CANCELLED: Text as Data: Introduction to Diachronic Global Corpus

Event Date: 
Wednesday, February 5, 2014
Event Time: 
4:30 p.m.
Location: 
012 Bendheim Hall

Due to the University closing for inclement weather, this event is cancelled for this evening.  To be rescheduled.   The Liechtenstein Institute on Self-Determination will host an information session, "Text as Data: Introduction to Diachronic Global Corpus," on Wednesday, February 5, 2013, at 4:30 p.m. in 012 Bendheim Hall. The session will introduce the new digital humanities project, Diachronic Global Corpus (DiGCor), co-directed by LISD Visiting Scholar, Uriel Abulof, Christiane D. Fellbaum, Senior Research Scholar in Computer Science, and Ben Johnston Manager of the Princeton University Humanities Resource Center. To attend, RSVP by February 4 to Angella Matheney. Light refreshments will be served. 

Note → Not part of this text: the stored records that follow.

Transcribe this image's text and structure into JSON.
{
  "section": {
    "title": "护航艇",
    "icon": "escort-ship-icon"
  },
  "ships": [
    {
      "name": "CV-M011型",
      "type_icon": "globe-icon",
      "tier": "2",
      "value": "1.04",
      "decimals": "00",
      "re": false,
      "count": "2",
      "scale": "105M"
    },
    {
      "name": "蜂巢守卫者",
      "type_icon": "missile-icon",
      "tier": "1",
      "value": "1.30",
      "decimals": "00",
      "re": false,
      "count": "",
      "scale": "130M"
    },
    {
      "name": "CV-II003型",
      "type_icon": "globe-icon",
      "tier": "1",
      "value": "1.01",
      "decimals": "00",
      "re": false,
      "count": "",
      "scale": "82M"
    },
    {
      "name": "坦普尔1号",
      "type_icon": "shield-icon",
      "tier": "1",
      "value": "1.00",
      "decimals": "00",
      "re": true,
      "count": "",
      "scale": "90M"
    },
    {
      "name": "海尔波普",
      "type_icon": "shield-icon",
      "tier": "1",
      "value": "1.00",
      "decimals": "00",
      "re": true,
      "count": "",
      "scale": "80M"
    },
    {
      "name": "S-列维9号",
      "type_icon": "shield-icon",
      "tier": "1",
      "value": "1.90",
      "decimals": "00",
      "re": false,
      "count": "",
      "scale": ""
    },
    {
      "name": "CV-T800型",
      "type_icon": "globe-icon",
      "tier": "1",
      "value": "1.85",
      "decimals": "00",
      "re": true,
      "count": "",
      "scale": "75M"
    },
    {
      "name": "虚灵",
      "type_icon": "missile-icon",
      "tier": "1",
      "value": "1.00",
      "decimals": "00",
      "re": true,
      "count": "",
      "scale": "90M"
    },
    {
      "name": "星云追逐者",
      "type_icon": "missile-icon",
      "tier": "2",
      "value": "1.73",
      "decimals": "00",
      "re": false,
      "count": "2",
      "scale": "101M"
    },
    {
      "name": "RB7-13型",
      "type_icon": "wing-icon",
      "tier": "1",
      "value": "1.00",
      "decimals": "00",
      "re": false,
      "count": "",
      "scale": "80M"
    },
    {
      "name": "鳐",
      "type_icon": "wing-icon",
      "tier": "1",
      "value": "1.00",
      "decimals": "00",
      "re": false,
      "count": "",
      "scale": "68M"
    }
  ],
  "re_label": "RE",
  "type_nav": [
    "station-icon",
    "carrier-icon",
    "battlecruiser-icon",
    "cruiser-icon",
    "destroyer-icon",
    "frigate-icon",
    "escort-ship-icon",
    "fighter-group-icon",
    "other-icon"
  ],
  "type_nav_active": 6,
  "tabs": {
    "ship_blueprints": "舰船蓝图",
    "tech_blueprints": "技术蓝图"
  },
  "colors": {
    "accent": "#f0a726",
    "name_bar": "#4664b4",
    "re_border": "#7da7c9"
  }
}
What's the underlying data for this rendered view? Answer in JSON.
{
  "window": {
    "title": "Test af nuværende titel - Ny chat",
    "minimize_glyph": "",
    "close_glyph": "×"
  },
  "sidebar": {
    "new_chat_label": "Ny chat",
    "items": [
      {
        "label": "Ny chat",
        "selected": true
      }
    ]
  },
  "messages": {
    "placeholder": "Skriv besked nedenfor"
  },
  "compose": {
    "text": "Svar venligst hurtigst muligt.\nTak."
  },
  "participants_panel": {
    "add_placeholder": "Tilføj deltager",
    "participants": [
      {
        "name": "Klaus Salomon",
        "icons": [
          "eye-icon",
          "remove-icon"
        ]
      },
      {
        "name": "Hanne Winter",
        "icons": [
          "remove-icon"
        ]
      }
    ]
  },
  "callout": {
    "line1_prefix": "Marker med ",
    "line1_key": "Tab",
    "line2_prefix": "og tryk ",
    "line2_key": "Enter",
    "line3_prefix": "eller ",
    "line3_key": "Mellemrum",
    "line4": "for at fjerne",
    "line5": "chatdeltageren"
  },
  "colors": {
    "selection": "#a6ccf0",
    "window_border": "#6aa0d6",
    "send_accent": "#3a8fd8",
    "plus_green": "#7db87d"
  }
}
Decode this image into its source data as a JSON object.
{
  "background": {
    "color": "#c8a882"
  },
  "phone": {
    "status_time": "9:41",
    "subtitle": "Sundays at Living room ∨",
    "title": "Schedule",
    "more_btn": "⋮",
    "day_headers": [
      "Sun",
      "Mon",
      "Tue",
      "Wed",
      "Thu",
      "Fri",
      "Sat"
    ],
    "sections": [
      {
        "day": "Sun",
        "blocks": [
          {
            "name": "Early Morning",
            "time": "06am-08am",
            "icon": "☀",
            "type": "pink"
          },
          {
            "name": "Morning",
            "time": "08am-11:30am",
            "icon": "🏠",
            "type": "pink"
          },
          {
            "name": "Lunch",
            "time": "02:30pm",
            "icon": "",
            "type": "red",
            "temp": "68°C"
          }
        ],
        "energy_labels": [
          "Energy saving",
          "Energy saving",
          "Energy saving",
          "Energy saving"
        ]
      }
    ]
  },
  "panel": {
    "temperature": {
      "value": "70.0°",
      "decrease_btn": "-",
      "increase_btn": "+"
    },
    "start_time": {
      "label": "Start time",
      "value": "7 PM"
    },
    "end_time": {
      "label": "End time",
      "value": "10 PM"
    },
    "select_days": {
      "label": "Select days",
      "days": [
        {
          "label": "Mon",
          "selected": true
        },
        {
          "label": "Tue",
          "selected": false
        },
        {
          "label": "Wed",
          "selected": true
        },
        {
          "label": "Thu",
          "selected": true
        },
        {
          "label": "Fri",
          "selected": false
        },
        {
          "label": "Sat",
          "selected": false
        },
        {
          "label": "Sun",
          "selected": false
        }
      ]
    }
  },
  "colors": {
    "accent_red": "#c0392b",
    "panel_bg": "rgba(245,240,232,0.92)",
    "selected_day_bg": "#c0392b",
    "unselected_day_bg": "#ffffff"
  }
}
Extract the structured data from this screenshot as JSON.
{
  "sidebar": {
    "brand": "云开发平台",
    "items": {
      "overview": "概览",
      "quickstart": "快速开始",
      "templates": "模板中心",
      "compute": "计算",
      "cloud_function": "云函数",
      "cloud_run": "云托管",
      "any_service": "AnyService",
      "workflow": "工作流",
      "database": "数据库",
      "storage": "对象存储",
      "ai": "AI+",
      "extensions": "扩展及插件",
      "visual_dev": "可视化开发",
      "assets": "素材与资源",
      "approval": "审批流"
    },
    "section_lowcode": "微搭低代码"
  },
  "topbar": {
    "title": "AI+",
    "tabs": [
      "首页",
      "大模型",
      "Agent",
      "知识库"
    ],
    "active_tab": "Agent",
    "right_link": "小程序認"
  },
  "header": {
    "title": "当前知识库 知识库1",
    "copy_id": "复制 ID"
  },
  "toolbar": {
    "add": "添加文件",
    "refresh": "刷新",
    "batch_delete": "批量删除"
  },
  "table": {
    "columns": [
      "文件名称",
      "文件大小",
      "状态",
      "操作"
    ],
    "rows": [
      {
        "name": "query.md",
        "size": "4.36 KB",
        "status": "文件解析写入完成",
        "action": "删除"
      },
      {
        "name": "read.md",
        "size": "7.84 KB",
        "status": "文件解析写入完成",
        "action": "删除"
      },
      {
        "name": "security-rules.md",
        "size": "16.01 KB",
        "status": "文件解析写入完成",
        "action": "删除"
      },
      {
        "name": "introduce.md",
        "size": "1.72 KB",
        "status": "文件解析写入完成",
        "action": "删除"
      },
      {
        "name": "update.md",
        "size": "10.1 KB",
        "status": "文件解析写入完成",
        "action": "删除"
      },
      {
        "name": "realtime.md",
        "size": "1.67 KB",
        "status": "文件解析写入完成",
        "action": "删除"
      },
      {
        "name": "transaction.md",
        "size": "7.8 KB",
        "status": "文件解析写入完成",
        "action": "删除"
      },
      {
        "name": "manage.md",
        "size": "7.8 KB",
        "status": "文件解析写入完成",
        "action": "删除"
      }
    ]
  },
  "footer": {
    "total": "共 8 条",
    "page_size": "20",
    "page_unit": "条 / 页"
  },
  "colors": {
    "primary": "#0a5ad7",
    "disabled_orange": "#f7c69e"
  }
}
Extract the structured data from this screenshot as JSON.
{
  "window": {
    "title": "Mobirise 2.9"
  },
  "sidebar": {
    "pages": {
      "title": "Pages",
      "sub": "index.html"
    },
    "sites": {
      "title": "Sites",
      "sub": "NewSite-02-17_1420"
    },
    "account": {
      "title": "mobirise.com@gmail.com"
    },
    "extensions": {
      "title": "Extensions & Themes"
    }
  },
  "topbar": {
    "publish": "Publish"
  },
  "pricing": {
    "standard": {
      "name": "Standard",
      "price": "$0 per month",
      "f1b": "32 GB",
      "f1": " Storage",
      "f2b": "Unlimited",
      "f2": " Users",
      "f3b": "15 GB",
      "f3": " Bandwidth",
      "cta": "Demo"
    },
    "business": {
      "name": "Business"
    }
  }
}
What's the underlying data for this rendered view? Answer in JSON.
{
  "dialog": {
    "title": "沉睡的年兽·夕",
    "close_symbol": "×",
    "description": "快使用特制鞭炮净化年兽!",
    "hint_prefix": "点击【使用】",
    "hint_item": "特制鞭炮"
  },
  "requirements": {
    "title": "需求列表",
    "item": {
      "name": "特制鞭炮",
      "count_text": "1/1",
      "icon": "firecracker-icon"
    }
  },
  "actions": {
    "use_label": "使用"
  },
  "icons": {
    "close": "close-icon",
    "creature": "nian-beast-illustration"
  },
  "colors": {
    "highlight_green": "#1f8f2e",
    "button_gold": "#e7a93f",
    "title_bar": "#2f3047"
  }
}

The “text as data” approach promises new perspectives on empirically based research in the humanities and the social sciences. Corpus linguistics and Natural Language Processing techniques enable the sophisticated analysis of texts on a large scale and allow researchers to tap into modern discourse in novel ways. The DiGCor project is at the cutting-edge of this promise. Its mission is to construct a unique, very large corpus of multilingual discourse covering a variety of texts from sources around the world throughout the last century. DiGCor does not seek to reinvent the wheel, but intends to refine and integrate four extant wheels such that they will support and move forward a new vehicle for social knowledge. Our aim is to go beyond mere word statistics and access a deeper, conceptual level of meaning, using a four-pronged approach:

  1. Analysis of collocational properties of words;
  2. Dynamic topic modeling: probabilistic patterns of word use over time;
  3. Sentiment and reason analysis: identify the writers’ emotions and judgments buried in texts;
  4. Diffusion analysis: the tempo-spatial spread and contraction of keywords.

DiGCor currently has rich data resources but welcomes the contribution of additional digital corpora to extend its analyses and share its findings. Interested scholars and students are encouraged to attend to this introductory session.